Many elements that were in the version of the energy bill passed in August by the House – such as a requirement for utilities to use minimum amounts of renewable fuels and a rollback of the oil industry’s share of a tax break for manufacturers – seemed unlikely to be included, congressional sources said.
One congressional aide said that Senate Majority Leader Harry Reid (D-Nev.) said he had the 60 votes needed to toughen fuel economy standards and the 60 votes for renewable energy standards for utilities, “but unfortunately they are not the same 60 votes.”
The excluded items and other controversial energy issues could be moved to other bills. Sen. Pete V. Domenici (R-N.M.) is still pushing to lift limits on loan guarantees that could benefit nuclear power plants, but that would probably be part of an energy and water appropriations bill.
Though critics of Domenici’s efforts said he would undermine government credit reform enacted in the early 1990s, key congressional aides said Reid might go along with his proposal if he needs votes to win passage of renewable portfolio standards in the energy bill or a separate bill later.
Because of concern about the cost of the energy bill, the extension of tax breaks for renewable energy, such as wind and solar, is expected to be left out of it and perhaps inserted in a bill extending a wide variety of tax provisions, congressional negotiators said.
Companies in the wind and solar energy businesses have been lobbying hard for the extension of production tax credits worth about 1.9 cents a kilowatt hour. The credits are set to expire at the end of 2008, but companies said they need an extension to plan new projects.
“If that goes away, you’ll see a shrinkage in the size of the industry at time when we need fuel diversity,” said Peter C. Duprey, chief executive of Acciona Energy North America, a unit of a big Spanish corporation expanding in the U.S. wind and solar markets.
Despite their self-imposed deadline, congressional negotiators were continuing to bargain yesterday afternoon, with fuel efficiency at center stage.
Key differences remained over the size and duration of the flex-fuel credits, which allow auto companies calculating fuel efficiency to factor in potential savings from vehicles capable of burning E85, which contains 85 percent ethanol, even though only 1 or 2 percent of those vehicles actually use E85. Auto companies want that provision, now set to expire in 2009, extended through 2020, while Senate negotiators wanted to phase it out earlier.
Critics said the flex-fuel vehicle credit is a loophole that could effectively lower mileage standards by as much as 1.2 miles a gallon and add more than 100,000 barrels a day to U.S. gasoline consumption. They argue that automakers can adapt existing vehicles at a cost of just $50 to $100 each.

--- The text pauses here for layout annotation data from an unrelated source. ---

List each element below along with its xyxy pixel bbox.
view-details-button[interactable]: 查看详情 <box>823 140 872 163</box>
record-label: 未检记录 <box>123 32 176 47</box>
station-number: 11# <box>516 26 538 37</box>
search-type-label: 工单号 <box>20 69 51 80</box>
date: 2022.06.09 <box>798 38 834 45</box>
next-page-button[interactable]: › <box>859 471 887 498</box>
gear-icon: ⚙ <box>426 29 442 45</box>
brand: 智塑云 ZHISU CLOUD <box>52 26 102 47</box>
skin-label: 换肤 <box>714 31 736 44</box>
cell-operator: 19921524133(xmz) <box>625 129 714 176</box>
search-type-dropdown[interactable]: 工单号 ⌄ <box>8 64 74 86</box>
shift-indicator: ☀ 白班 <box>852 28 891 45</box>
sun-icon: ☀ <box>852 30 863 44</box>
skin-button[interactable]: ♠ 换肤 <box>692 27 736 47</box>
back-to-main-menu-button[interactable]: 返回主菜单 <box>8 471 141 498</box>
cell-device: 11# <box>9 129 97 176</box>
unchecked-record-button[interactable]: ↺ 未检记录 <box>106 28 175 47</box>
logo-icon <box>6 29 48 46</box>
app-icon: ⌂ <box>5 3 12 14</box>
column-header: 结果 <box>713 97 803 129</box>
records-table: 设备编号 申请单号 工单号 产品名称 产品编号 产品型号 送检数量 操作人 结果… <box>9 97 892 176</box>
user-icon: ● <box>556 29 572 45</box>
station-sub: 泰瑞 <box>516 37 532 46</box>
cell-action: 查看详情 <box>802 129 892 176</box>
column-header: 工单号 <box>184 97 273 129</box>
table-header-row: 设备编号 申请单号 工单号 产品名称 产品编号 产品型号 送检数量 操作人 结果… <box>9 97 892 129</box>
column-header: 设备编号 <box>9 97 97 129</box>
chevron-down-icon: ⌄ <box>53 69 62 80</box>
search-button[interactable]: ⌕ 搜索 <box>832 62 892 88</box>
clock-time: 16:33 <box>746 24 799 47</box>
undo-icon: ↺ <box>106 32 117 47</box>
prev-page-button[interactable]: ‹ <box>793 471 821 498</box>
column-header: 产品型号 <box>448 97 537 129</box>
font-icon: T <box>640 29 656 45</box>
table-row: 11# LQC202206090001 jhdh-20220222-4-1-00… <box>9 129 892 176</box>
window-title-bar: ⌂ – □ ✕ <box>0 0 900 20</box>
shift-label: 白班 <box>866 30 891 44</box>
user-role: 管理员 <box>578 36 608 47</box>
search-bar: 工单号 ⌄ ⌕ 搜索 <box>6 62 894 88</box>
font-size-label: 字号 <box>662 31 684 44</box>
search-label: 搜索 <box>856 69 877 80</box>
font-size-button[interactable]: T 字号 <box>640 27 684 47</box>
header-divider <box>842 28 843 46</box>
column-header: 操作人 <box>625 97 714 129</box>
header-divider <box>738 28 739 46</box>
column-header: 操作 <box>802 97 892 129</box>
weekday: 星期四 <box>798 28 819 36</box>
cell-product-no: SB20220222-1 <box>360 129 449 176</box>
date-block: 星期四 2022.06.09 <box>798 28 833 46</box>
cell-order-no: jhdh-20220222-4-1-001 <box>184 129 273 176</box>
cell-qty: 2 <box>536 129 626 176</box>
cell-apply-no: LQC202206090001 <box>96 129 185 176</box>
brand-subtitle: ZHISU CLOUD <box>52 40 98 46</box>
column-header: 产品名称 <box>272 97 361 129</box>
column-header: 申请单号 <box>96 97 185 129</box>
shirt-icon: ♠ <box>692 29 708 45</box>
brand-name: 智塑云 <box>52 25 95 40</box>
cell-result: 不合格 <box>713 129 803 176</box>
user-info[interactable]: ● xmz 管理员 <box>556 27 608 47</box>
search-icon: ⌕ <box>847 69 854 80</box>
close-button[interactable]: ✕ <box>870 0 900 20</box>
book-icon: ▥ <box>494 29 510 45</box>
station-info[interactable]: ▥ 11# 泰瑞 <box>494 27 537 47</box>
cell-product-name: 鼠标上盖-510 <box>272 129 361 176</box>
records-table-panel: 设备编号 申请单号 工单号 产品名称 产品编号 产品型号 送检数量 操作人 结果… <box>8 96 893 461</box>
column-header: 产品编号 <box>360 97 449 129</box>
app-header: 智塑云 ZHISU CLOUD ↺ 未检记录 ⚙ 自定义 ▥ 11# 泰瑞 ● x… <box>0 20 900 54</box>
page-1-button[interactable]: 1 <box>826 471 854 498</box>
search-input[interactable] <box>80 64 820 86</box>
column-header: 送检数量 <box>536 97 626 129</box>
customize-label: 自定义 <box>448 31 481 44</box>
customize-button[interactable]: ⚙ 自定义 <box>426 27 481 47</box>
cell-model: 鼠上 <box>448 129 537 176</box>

“This loophole is bad policy and it should be killed, not extended,” said David Friedman, a senior analyst at the Union of Concerned Scientists.
Carmakers said the credit is needed to guarantee that the auto fleet is able to consume all the ethanol that will be produced under new requirements in the energy bill. They argue that if all cars used E10 – fuel containing 10 percent ethanol – the new biofuel mandate would produce unusable surpluses after 2014.
Dingell is also pressing for a provision that would take the responsibility for regulating tailpipe emissions of carbon dioxide away from the Environmental Protection Agency and give it to the Transportation Department’s National Highway Traffic Safety Administration.
Last week, Chrysler circulated a paper arguing that tailpipe emissions were linked to fuel efficiency standards NHTSA oversees. But earlier this year, the Supreme Court said the EPA has the power to regulate carbon dioxide emissions under the Clean Air Act, and congressional sources said it was unlikely that the auto companies would prevail.